🤖 AI Summary
Multimodal federated learning faces significant challenges due to client-side modality heterogeneity and inconsistent model architectures, which hinder feature alignment, incur high communication costs, and compromise robustness. To address these issues, this work proposes CoMFed, a novel framework that introduces, for the first time, a latent-space consensus mechanism. CoMFed employs learnable projection matrices to generate compact cross-modal latent representations and incorporates a latent-space regularization term to align representations across clients. This approach preserves data privacy while substantially reducing both communication and computational overhead, and enhances robustness against outliers. Experimental results demonstrate that CoMFed achieves competitive accuracy on human activity recognition benchmarks.
📝 Abstract
Federated learning (FL) enables collaborative model training across distributed devices without sharing raw data, but applying FL to multi-modal settings introduces significant challenges.
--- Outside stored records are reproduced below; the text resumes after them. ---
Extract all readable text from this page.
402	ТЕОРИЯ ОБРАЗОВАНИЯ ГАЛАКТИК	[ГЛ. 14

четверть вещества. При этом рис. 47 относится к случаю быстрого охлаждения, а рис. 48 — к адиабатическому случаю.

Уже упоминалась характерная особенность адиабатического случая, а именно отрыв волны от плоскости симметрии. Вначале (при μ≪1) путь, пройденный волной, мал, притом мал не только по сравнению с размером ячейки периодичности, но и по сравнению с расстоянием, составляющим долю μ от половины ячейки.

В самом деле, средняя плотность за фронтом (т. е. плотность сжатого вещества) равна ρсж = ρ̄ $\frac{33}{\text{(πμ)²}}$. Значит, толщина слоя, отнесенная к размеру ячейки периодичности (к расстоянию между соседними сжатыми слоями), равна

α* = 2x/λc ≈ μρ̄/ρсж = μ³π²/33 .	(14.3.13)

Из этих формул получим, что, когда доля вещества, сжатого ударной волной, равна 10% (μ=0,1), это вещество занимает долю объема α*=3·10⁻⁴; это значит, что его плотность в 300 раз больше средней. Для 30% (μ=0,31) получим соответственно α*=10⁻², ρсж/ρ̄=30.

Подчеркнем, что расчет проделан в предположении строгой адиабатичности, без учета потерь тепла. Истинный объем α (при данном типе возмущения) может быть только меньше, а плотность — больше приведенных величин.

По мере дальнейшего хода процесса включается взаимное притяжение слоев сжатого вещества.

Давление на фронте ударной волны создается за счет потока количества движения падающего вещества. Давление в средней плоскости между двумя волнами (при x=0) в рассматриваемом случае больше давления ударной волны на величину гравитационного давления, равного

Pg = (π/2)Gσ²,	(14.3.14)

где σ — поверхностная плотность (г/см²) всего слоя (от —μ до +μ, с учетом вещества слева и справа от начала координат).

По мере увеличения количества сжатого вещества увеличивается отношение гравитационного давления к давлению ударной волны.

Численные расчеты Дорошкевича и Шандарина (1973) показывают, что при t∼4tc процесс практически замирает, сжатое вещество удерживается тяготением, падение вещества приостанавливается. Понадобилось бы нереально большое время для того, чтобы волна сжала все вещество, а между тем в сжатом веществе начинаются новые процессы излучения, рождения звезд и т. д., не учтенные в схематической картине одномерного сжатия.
Clients typically possess heterogeneous modalities and model architectures, making it difficult to align feature spaces efficiently while preserving privacy and minimizing communication costs. To address this, we introduce CoMFed, a Communication-Efficient Multi-Modal Federated Learning framework that uses learnable projection matrices to generate compressed latent representations. A latent-space regularizer aligns these representations across clients, improving cross-modal consistency and robustness to outliers. Experiments on human activity recognition benchmarks show that CoMFed achieves competitive accuracy with minimal overhead.